Auctioneer Malcolm Phillips explained the background to its success. “When Johnny Craig drew the initial [cover] illustration it showed the decapitated head dripping blood from the neck wound and was looked upon as too gory by EC, or Entertaining Comics publisher and editor, Bill Gaines.
“Consequently the illustration was lowered to ‘just’ show the head. This did not stop the issue’s cover becoming the centrepiece of a Senate sub-committee hearing on Juvenile Delinquency, from which Dr Frederick Wertham’s Seduction Of The Innocent became a staple in every public library in North America and Crime SuspenStories #22 the most infamous and horrific cover of its time.

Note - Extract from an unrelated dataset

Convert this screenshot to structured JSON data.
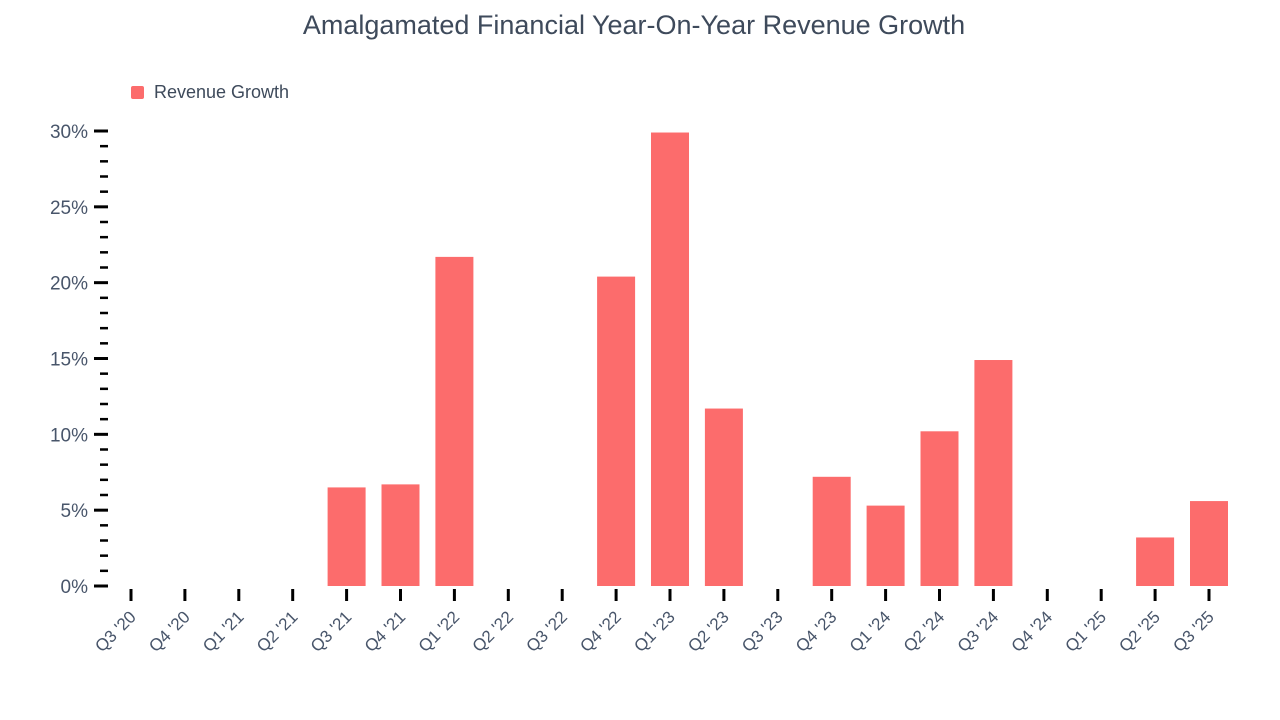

“As a direct result, Gaines discontinued EC’s horror titles, changing tack to found MAD magazine, its ‘Humor In A Jugular Vein’ tagline a pithy reference to CSS #22. Some would later argue that MAD was even more subversive, mocking and lampooning the political and artistic leaders of the day as it did, while going on to run for over 40 years and making Gaines a fortune.”
Other highlights from the CBA sale that ended on March 1 included a lot offering the first five issues of the short-lived DC comics stablemate of Beano and Dandy. Previewed in ATG No 2430, those rare copies of Magic Comic, which ran only in the years 1939-41, sold at £4100.

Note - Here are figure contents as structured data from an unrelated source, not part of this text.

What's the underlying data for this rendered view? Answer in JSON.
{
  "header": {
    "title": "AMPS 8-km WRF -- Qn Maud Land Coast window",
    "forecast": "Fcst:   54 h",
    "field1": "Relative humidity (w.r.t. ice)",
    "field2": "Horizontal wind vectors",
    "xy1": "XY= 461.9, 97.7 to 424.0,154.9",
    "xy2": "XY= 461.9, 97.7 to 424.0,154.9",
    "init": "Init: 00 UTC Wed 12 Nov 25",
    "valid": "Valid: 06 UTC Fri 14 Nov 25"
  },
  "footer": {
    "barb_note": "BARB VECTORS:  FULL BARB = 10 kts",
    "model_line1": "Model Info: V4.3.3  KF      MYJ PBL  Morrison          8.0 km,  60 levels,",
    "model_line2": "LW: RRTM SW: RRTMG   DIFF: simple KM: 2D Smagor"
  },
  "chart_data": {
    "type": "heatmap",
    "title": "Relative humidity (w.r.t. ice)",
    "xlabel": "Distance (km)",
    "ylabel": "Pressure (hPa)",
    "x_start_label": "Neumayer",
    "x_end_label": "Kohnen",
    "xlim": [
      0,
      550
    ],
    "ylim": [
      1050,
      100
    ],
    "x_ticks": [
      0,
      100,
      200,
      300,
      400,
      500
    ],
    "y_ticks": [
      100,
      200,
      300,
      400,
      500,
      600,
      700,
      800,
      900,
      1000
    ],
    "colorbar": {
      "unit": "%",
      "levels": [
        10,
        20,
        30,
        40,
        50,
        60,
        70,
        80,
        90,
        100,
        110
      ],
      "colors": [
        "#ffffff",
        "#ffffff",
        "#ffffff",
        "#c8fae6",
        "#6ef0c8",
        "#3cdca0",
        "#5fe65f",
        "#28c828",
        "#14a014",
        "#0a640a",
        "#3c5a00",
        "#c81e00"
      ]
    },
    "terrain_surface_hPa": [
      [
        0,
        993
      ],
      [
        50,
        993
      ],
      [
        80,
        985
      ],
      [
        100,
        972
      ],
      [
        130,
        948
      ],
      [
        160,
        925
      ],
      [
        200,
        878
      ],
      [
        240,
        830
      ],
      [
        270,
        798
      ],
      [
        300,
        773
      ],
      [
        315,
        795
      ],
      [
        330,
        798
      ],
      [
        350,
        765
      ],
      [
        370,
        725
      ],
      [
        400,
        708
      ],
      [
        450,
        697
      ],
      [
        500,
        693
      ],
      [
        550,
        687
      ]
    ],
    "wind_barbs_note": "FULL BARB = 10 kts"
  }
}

Two artworks produced by Frank Bellamy for consecutive 1968 issues of TV21 sold at £3550.
Showing tape repairs, a re-stapled spine and numerous other faults a copy of the 1963 first issue of Amazing Spider Man comic sold at £2900 in the CBA auction.
However, in a March 5-8 comics auction held by US saleroom Heritage (20% buyer’s premium), a copy of the Amazing Fantasy Marvel comic of 1962, in which the comic book writer, editor and publisher Stan Lee’s most famous creation was seen for the first time, was bid to $662,500 (£513,565).
Billed as far and away the most valuable, in-demand comic book of the what is known in the ‘Silver Age’, this near-mint copy, said Heritage, rivalled the finest it had ever seen: “Jack Kirby did the classic cover, and Steve Ditko began his legendary tenure as Spidey’s primary artist.”